Dalam pertimbangannya, MK menyatakan pemohon tak memiliki kedudukan hukum atau legal standing.
MK menilai menilai permohonan Setya Novanto tidak beralasan. Merujuk pada ketentuan pasal 245 UU MD3 telah menyebutkan secara jelas bahwa pemanggilan terhadap anggota dewan tak perlu izin dari Presiden jika yang bersangkutan tertangkap tangan melakukan tindak pidana, diancam pidana mati atau seumur hidup atau melakukan tindak pidana yang mengancam keamanan bangsa dan negara, serta disangka melakukan tindak pidana khusus.
“Oleh karena itu sudah sangat jelas izin presiden untuk memanggil anggota DPR tidak berlaku jika melakukan tindak pidana sebagaimana diatur dalam UU MD3," ujar hakim konstitusi Saldi Isra.

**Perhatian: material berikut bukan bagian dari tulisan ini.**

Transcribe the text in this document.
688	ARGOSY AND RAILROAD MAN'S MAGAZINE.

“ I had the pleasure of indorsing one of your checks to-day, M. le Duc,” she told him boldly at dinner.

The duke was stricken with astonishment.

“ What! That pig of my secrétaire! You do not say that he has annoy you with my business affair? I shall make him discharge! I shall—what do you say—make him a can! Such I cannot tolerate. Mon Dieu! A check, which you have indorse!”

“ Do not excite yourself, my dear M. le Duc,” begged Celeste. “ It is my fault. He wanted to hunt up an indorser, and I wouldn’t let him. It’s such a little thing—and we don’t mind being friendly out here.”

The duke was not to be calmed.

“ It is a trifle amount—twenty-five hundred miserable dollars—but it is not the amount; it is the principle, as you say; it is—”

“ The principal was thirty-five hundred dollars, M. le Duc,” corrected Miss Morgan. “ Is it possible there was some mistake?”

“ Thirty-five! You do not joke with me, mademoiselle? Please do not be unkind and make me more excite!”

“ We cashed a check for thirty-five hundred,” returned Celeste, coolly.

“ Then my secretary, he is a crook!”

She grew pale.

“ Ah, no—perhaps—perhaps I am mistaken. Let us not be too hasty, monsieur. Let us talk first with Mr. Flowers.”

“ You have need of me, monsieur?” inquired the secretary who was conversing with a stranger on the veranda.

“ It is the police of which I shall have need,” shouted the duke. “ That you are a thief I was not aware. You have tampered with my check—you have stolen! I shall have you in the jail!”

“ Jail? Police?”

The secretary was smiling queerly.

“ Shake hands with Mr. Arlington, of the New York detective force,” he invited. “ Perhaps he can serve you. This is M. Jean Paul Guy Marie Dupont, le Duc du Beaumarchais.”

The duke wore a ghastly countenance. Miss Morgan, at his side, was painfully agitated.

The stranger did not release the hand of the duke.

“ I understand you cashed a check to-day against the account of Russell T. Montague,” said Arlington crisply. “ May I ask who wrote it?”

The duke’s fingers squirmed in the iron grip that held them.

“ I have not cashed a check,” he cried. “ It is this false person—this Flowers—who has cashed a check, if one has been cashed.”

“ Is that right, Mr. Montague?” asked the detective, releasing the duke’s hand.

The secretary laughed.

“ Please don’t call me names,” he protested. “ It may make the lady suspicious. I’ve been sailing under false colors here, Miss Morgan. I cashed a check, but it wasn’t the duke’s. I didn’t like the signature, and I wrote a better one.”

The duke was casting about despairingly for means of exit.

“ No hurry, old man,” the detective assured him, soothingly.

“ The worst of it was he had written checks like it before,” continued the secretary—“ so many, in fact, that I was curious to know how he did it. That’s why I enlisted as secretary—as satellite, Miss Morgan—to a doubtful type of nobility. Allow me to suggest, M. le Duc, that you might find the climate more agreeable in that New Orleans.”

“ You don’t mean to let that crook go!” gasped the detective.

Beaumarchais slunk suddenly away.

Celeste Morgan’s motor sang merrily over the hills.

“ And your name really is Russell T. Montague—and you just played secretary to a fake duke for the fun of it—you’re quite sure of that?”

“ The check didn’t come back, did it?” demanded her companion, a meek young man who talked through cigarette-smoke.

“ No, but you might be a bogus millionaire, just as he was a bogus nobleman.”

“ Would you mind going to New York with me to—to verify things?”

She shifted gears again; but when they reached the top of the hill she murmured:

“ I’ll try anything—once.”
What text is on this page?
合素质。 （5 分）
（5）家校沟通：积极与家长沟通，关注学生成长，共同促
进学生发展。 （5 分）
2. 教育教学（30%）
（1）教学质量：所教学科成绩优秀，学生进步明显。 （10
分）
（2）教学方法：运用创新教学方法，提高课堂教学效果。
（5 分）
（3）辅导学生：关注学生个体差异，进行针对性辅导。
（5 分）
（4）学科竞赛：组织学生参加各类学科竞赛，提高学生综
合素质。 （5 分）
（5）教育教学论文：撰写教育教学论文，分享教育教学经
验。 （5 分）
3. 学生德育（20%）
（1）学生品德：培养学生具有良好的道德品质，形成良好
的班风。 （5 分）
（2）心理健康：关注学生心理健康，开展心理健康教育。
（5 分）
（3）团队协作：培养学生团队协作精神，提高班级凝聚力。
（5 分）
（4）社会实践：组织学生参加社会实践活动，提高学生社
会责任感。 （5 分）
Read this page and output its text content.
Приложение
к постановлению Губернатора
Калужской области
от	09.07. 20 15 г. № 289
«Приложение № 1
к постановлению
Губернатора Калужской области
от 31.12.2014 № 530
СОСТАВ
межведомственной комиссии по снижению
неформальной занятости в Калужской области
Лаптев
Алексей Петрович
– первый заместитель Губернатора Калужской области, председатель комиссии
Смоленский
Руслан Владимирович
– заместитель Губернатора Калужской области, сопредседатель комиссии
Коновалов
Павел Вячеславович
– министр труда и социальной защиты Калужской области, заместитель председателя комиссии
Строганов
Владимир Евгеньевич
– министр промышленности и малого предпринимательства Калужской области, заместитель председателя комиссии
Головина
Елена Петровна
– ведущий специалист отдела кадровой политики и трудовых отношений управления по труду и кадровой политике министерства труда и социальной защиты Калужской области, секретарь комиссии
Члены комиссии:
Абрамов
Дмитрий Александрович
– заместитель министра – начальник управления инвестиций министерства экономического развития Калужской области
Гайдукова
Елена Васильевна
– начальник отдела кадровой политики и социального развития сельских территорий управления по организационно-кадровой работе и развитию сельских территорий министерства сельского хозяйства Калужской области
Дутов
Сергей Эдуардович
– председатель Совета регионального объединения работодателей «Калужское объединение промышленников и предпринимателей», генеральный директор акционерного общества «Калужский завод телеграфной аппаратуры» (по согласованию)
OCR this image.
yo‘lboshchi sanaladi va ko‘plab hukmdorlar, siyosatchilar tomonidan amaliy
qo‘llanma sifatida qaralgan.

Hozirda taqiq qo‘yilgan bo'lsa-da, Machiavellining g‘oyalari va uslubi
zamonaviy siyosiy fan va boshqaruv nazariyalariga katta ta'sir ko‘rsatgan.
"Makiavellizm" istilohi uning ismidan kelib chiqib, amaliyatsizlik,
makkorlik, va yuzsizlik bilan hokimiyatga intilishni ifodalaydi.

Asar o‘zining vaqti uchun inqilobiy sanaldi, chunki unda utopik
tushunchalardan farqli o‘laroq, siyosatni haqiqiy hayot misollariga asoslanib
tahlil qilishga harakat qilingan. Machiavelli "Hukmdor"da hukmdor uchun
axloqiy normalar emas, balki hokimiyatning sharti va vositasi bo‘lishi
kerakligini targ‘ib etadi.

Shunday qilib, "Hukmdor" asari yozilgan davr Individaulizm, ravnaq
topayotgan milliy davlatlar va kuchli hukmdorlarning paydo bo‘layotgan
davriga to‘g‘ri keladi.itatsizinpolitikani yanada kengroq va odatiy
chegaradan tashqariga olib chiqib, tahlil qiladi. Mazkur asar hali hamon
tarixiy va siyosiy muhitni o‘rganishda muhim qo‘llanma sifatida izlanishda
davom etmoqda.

Sesuai fakta persidangan, pemanggilan Novanto oleh KPK terkait perkara penyidikan korupsi e-KTP termasuk dalam tindak pidana khusus.
“Hal tersebut masuk dalam ruang lingkup tindak pidana khusus sebagaimana diatur dalam pasal 245 ayat 3 huruf c UU MD3 sehingga tidak ada masalah konstitusional," tuturnya.